“Confinement ou pas, la déforestation bat son plein à Mayotte”

De nouveaux chiffres viennent rappeler l’ampleur des défrichements à Mayotte, et la nécessité de déployer davantage de moyens pour protéger l’environnement du 101ème département. Or, les deux derniers mois de confinement n’ont sûrement pas arrangé les choses, s’inquiètent les associations. 

Le constat est alarmant : avec 6,7 % de défrichement du couvert boisé entre 2011 et 2016, Mayotte est le département français qui subit le plus fort taux de déforestation. Un niveau qui se rapproche même de ceux constatés en Argentine ou en Indonésie ! Pour parvenir à ce chiffre, le comité français du l’Union internationale pour la conservation de la nature (UICN) a eu recours aux données disponibles sur le site de l’Observatoire de Mayotte et mises à disposition par la direction de l’agriculture de l’alimentation et de la forêt (DAAF) et la direction de l’environnement de l’aménagement et du logement (DEAL). Grâce à la photographie aérienne, l’Observatoire montre l’évolution du statut des sols. “Et là, quand on regarde l’évolution des parcelles boisées, le changement est considérable”, décrit Grégoire Savourey, chargé de mission biodiversité, océan indien au comité français de l’UICN à Mayotte, qui a réalisé les calculs. Parmi les zones les plus touchées, les parcelles privées représentent 95 % de la surface déforestée, soit 1.422 hectares.
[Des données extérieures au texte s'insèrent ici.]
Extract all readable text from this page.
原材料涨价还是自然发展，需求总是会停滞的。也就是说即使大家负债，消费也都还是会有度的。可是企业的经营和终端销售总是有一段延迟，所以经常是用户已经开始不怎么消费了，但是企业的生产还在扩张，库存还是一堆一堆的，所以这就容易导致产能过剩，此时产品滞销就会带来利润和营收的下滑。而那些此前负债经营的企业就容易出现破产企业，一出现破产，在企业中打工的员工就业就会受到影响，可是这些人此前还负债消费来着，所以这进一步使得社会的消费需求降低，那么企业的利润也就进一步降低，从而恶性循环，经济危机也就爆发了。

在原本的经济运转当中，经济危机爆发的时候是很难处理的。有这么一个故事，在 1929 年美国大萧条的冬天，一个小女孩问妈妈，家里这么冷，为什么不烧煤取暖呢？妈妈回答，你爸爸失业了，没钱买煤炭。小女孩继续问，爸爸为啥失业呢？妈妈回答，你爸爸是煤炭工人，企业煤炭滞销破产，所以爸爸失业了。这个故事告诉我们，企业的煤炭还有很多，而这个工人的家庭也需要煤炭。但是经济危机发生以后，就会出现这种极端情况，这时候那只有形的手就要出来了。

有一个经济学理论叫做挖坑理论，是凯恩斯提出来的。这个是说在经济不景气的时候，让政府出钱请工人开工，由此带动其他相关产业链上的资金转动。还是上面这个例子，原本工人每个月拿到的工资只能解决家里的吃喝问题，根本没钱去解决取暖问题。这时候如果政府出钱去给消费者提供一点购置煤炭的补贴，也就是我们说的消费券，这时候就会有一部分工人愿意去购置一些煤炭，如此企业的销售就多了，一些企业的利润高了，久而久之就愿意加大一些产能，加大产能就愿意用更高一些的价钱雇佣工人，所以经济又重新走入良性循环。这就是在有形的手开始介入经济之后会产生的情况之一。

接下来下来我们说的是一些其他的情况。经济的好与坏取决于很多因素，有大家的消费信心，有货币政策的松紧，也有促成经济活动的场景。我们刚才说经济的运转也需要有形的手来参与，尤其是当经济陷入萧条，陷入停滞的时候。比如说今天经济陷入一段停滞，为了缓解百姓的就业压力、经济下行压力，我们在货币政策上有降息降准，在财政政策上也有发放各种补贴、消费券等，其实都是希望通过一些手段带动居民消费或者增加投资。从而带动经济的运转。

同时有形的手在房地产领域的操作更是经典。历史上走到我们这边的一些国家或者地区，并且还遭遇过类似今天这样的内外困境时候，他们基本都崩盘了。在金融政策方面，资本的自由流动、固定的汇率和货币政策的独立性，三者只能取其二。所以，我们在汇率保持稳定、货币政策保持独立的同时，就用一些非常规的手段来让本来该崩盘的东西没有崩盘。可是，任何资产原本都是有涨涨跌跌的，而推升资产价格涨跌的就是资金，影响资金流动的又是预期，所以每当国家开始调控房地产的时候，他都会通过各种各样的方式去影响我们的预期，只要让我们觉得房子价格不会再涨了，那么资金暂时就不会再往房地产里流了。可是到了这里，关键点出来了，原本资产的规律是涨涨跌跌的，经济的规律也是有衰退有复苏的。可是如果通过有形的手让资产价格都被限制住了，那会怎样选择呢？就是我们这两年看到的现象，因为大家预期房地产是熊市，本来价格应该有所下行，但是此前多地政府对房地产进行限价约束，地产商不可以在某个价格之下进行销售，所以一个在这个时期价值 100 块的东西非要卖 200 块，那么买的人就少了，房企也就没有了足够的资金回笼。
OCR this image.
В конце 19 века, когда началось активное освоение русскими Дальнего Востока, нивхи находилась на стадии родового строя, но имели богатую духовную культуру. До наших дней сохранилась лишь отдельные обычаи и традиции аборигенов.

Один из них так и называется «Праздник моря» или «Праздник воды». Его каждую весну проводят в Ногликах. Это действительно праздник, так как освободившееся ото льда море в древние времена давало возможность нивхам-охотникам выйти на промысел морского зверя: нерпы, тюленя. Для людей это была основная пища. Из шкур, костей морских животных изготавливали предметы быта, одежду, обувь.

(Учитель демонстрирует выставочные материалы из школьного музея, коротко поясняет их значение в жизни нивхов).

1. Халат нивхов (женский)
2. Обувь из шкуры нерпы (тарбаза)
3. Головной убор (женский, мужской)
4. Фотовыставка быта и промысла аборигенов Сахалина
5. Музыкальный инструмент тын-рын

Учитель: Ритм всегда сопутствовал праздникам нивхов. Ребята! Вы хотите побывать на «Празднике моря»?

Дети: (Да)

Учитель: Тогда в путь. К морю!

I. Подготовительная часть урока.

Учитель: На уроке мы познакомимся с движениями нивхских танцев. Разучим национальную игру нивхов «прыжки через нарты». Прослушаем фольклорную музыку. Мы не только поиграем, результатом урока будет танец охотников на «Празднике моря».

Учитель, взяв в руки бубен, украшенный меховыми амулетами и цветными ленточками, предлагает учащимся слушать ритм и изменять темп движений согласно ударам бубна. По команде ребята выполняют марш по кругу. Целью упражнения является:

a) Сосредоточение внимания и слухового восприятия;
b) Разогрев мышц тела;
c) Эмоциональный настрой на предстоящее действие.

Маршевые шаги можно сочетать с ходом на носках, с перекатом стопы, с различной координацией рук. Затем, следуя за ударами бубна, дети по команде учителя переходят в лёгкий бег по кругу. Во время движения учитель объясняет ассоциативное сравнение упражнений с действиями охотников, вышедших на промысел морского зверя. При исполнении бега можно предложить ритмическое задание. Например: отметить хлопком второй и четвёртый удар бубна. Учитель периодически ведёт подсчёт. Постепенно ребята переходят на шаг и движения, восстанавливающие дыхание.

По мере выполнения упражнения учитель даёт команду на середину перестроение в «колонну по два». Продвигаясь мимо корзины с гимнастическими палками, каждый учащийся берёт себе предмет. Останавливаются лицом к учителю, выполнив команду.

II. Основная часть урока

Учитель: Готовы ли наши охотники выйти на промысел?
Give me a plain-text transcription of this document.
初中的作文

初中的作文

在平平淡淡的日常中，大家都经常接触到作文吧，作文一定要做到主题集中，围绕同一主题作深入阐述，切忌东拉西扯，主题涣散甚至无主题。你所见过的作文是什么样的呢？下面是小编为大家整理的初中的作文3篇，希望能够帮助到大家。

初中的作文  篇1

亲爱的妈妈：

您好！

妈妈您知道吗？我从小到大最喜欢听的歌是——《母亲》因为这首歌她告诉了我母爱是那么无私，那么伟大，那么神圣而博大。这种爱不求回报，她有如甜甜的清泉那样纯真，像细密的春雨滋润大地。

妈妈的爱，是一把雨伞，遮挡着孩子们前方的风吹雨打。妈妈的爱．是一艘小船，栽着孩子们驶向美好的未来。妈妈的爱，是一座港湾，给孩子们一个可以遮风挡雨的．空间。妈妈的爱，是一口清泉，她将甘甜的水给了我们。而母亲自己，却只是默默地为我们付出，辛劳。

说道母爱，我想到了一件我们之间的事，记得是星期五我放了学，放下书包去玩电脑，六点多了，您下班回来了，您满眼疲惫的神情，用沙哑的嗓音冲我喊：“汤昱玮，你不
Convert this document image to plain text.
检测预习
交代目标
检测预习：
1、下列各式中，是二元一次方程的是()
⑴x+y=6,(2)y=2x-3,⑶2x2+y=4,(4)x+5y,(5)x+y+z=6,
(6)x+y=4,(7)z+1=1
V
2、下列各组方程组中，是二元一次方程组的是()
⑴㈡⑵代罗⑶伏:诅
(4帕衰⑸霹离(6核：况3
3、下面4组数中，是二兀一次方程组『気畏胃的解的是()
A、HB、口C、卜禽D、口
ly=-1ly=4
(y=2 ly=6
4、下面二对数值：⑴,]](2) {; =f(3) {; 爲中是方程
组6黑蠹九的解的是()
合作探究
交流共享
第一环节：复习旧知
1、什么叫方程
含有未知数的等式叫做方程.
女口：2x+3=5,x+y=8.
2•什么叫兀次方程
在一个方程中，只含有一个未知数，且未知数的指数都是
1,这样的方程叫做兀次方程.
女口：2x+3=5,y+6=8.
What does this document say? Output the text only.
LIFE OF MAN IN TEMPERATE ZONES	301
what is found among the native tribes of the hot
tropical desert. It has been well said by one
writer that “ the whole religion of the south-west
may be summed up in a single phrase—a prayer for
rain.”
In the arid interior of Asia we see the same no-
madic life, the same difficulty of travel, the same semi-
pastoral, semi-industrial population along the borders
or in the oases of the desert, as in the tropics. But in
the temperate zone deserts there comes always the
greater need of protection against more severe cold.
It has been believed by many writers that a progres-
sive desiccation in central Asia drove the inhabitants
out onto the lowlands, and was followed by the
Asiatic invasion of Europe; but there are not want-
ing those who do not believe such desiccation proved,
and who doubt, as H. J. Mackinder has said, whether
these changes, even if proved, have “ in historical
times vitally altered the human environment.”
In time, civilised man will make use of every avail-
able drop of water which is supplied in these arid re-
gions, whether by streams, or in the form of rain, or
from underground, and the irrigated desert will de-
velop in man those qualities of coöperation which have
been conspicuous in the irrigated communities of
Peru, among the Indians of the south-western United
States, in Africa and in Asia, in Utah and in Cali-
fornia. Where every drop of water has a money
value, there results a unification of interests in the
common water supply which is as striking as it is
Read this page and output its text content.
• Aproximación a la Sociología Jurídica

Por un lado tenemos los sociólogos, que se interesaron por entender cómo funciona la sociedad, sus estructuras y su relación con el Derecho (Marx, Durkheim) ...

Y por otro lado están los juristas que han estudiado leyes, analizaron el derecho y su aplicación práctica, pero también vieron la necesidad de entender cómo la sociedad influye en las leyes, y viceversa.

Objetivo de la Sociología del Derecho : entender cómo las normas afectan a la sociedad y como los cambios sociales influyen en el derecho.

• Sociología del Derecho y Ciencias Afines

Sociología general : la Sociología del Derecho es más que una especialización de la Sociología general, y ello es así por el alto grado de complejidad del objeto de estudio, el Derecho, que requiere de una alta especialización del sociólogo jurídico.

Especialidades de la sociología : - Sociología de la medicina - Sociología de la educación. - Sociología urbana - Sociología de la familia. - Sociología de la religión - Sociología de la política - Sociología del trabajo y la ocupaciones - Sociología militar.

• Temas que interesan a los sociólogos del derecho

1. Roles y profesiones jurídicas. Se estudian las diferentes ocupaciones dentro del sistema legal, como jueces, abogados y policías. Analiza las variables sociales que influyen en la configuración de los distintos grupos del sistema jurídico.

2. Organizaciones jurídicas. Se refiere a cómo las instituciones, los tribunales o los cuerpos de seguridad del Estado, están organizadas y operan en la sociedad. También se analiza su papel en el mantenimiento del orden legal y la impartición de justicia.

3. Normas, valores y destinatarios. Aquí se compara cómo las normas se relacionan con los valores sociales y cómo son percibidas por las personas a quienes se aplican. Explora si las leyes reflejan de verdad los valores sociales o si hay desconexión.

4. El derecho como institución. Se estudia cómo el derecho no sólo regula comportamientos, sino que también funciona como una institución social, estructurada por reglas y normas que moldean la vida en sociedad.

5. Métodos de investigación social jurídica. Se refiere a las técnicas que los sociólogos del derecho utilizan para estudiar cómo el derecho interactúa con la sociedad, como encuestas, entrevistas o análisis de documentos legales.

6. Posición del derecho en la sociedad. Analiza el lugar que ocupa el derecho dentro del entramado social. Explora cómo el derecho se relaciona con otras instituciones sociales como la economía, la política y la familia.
Une situation qui rappelle la difficulté de sensibiliser, de responsabiliser voire même de verbaliser les propriétaires. “Nous avons souvent du mal à remonter aux donneurs d’ordre ou bien à savoir si l’exploitation de la parcelle s’est faite à leur insu ou non”, explique Cannelle Phillipps du service des ressources forestières du Département. 

Surtout, ces chiffres de 2016 inquiètent les associations et les organismes défenseurs de la forêt et de la biodiversité, alors que Mayotte vient de passer plus de deux mois en confinement. Si les données chiffrées ne sont pas encore disponibles pour l’année 2020, le bilan risque d’être lourd. “Là, il s’agit plutôt de constats de terrain, formulés par l’ONF, les associations ou le Département : c’est comme pour le braconnage des tortues, pendant le confinement, l’absence de passages ou d’agents verbalisateurs a pu favoriser certaines pratiques”, poursuit Grégoire Savourey. Et plus particulièrement les brûlis à des fins agricoles illégales, une pratique répandue et difficile à appréhender à Mayotte. “Entre 2017 et 2020, nos constats de terrain ne font que confirmer ces chiffres de 2016”, souligne Cannelle Phillipps. “À ce rythme-là, dans cinquante ans, il n’y aura plus de forêt à Mayotte”, ajoute Grégoire Savourey. 

Plus de moyens pour Mayotte 

Face à l’urgence de la situation, l’UICN s’est donc fendue d’un courrier, adressé au gouvernement, aux services de l’État à Mayotte et aux collectivités locales. Objectif : obtenir davantage de moyens pour mieux contrôler les dérives et pour soutenir les initiatives. L’UICN demande notamment une clarification de code forestier à Mayotte ; un ratio d’agents plus élevé par hectare ; la mise en place de fourrière pour les animaux d’élevage ; une meilleure protection des surfaces forestières dans les documents de planification et d’urbanisme ; une diminution de la surface minimale de 25 hectares à 4 hectares pour l’obligation de réaliser un document de gestion durable, compte tenu du morcellement des bois et des forêts ; une adaptation des modalités de développement de l’agroforesterie ; une généralisation des opérations de reforestation. 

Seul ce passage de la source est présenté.